By BENJAMIN SMITH
Smartertimes.com Staff
NEW YORK -- Remember impeachment? New York's junior senator sure does -- Senator Hillary Clinton suggested Sunday that the impeachment of President Clinton was unconstitutional.
She spoke at a memorial service at Columbia University for Charles Black, who was an impeachment expert and constitutional scholar. Black died last May at the age of 85.
Mrs. Clinton has largely avoided discussing her husband and his travails as she builds an independent political career. But Mr. Clinton's impeachment and subsequent acquittal on charges of perjury and obstruction of justice turned out to be a hard subject to avoid at Columbia's St. Paul's Chapel. Before an audience of more than 200, most of them legal scholars, Mrs. Clinton recalled a 1973 phone call she made to Black, who had been her professor at Yale Law School. She was calling to ask advice on drafting a memo for the House Judiciary Committee on the impeachment of President Richard Nixon.
The Nixon impeachment process was "the constitutional impeachment of the second half of the 20th century," Mrs. Clinton said yesterday, implying that her husband's impeachment had been unconstitutional.
Nixon resigned before the House of Representatives could vote on impeaching him.
Mrs. Clinton did not specify what she thought was unconstitutional about Mr. Clinton's impeachment. One question raised at the time was whether Mr. Clinton's offenses measured up to the Constitutional standard of "high crimes and misdemeanors."
That was an issue on which Black was a particular expert. His thoughts on the subject were used by those on both sides of the Clinton impeachment fight. His 1974 work, "Impeachment: A Handbook," reprinted in 1999, includes a pair of hypothetical cases that call Mr. Clinton's various travails to mind: that of a president who transports a woman across state lines for "immoral purposes," in violation of the 1915 Mann Act; and of a president who covers up for an aide who has been caught with marijuana.
In either case, Black wrote, it would be "absurd" to impeach, and a White House response to the Starr report quoted his work approvingly.
But Black's work also found favor with the House Republicans prosecuting the impeachment trial. Representative Charles Canady of Florida quoted Mr. Black's statement that "a large-scale tax cheat is not a viable chief magistrate" to argue that Mr. Clinton's actions made it impossible for him to enforce the law.
Still, Mrs. Clinton appeared to feel that her old law professor was on her side. "Unfortunately, in more recent times," she said, referring to the 1998-1999 impeachment process, "Professor Black's treatise wasn't given much attention."
***
Better for the City: An editorial in today's New York Times praises Mayor Bloomberg for doing "very well" in standing "comfortably beside the Rev. Al Sharpton." The Times editorial says, "what Mr. Bloomberg seems to understand is that giving Mr. Sharpton a chance to bask in the limelight is far better for the city than freezing him out."

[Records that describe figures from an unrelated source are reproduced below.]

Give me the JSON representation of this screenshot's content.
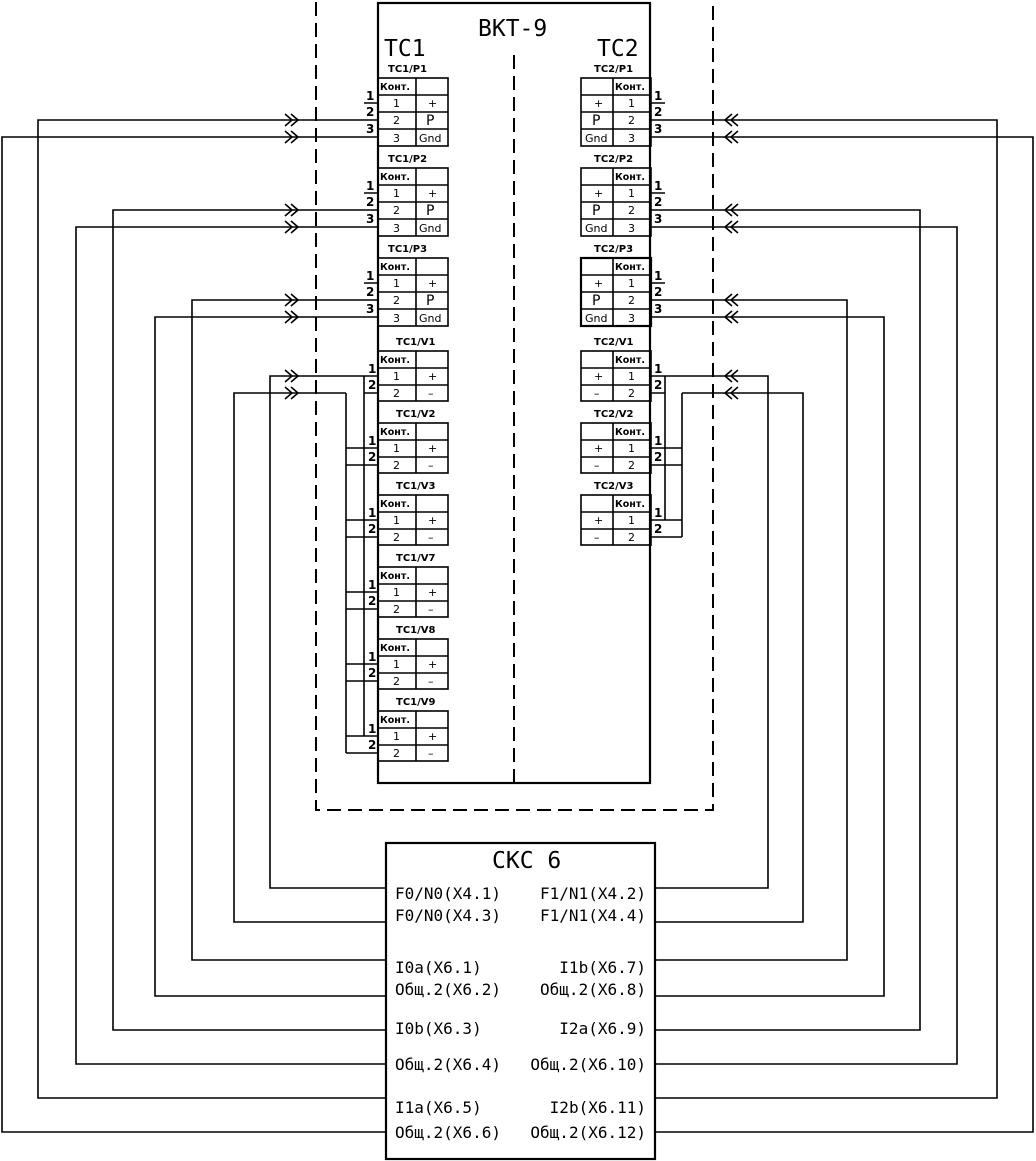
{
  "vkt": {
    "title": "ВКТ-9",
    "tc1": "ТС1",
    "tc2": "ТС2"
  },
  "skc": {
    "title": "СКС 6",
    "ports_left": [
      "F0/N0(X4.1)",
      "F0/N0(X4.3)",
      "I0a(X6.1)",
      "Общ.2(X6.2)",
      "I0b(X6.3)",
      "Общ.2(X6.4)",
      "I1a(X6.5)",
      "Общ.2(X6.6)"
    ],
    "ports_right": [
      "F1/N1(X4.2)",
      "F1/N1(X4.4)",
      "I1b(X6.7)",
      "Общ.2(X6.8)",
      "I2a(X6.9)",
      "Общ.2(X6.10)",
      "I2b(X6.11)",
      "Общ.2(X6.12)"
    ]
  },
  "terminal": {
    "header": "Конт.",
    "plus": "+",
    "minus": "–",
    "p": "P",
    "gnd": "Gnd"
  },
  "pins": [
    "1",
    "2",
    "3"
  ],
  "tc1_blocks": [
    "ТС1/Р1",
    "ТС1/Р2",
    "ТС1/Р3",
    "ТС1/V1",
    "ТС1/V2",
    "ТС1/V3",
    "ТС1/V7",
    "ТС1/V8",
    "ТС1/V9"
  ],
  "tc2_blocks": [
    "ТС2/Р1",
    "ТС2/Р2",
    "ТС2/Р3",
    "ТС2/V1",
    "ТС2/V2",
    "ТС2/V3"
  ]
}
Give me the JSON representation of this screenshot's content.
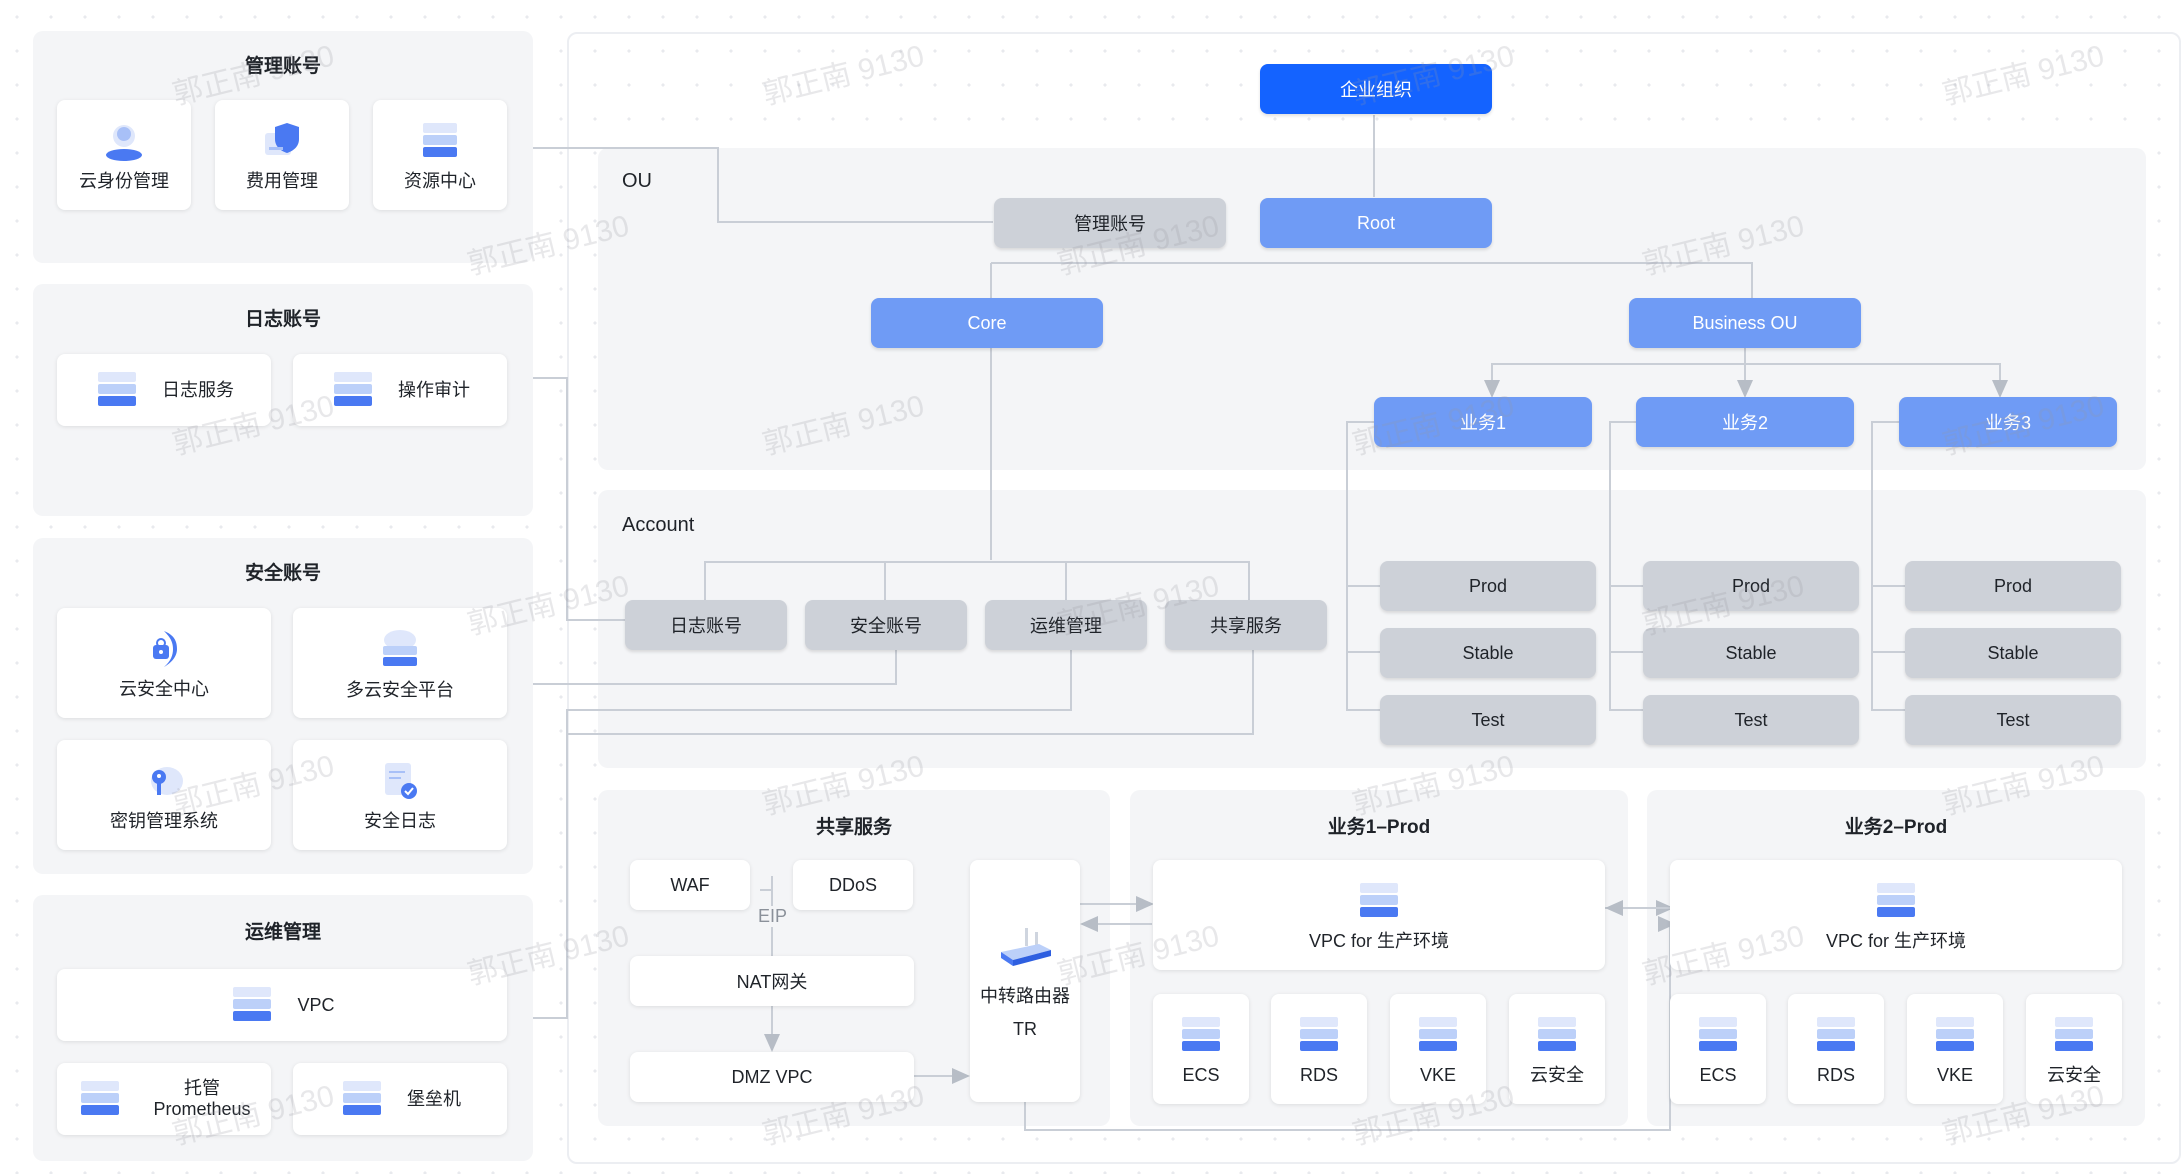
{
  "left": {
    "mgmt": {
      "title": "管理账号",
      "items": [
        "云身份管理",
        "费用管理",
        "资源中心"
      ]
    },
    "log": {
      "title": "日志账号",
      "items": [
        "日志服务",
        "操作审计"
      ]
    },
    "sec": {
      "title": "安全账号",
      "items": [
        "云安全中心",
        "多云安全平台",
        "密钥管理系统",
        "安全日志"
      ]
    },
    "ops": {
      "title": "运维管理",
      "vpc": "VPC",
      "prom": "托管\nPrometheus",
      "bastion": "堡垒机"
    }
  },
  "org": {
    "root_org": "企业组织",
    "ou_label": "OU",
    "mgmt_acct": "管理账号",
    "root": "Root",
    "core": "Core",
    "business_ou": "Business OU",
    "biz": [
      "业务1",
      "业务2",
      "业务3"
    ],
    "envs": [
      "Prod",
      "Stable",
      "Test"
    ],
    "account_label": "Account",
    "accounts": [
      "日志账号",
      "安全账号",
      "运维管理",
      "共享服务"
    ]
  },
  "shared": {
    "title": "共享服务",
    "waf": "WAF",
    "ddos": "DDoS",
    "eip": "EIP",
    "nat": "NAT网关",
    "dmz": "DMZ VPC",
    "tr_line1": "中转路由器",
    "tr_line2": "TR"
  },
  "biz1": {
    "title": "业务1–Prod",
    "vpc": "VPC for 生产环境",
    "items": [
      "ECS",
      "RDS",
      "VKE",
      "云安全"
    ]
  },
  "biz2": {
    "title": "业务2–Prod",
    "vpc": "VPC for 生产环境",
    "items": [
      "ECS",
      "RDS",
      "VKE",
      "云安全"
    ]
  },
  "watermark": "郭正南 9130",
  "colors": {
    "primary": "#1463ff",
    "ou_blue": "#6f9bf5",
    "gray_node": "#cdd1d8",
    "panel": "#f4f5f7",
    "line": "#c9ced6"
  }
}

As is typical in a Times editorial, this view isn't argued so much as it is simply asserted or pronounced from on high. So Times readers are left wondering why it is better -- and not just better, but "far" better -- for the city if Rev. Sharpton has a chance to bask in the limelight. Perhaps the Times thinks that Rev. Sharpton has such a self-destructive and careless streak that if exposed to the limelight he will inevitable be recognized as an empty suit and then be frozen out for good. This argument doesn't hold much weight, because Rev. Sharpton has already had plenty of chances to bask in the limelight -- Crown Heights, Freddy's Fashion Mart, Tawana Brawley -- and as a consequence of his errors in those cases had been justifiably frozen out by Mayor Giuliani. Why start the cycle all over again? Perhaps the Times actually thinks that Rev. Sharpton's message of exaggerated racial victimhood and grievance-nursing at the expense of the police and businesses deserves to be spread more widely, and that increased exposure of this message is "better for the city." Or perhaps the Times thinks that Rev. Sharpton will change his message if he is treated more warmly by the mayor, just like the Times incorrectly thought Yasser Arafat would change his message if he were treated more warmly by Israel. Speculating in this vein makes it easy to understand why these editorial positions aren't argued, just asserted; it's hard to come up with good arguments to back them up. It's also an instance of how the Times is wildly out of step with the views of most New Yorkers. It would be interesting to see what the results would be if you polled New Yorkers on whether they agreed or disagreed with the proposition that "giving Mr. Sharpton a chance to bask in the limelight is far better for the city than freezing him out." Rev. Sharpton's dismal showings in his attempts to get elected to public office are an indicator that New York voters, at least, are happy to freeze him out.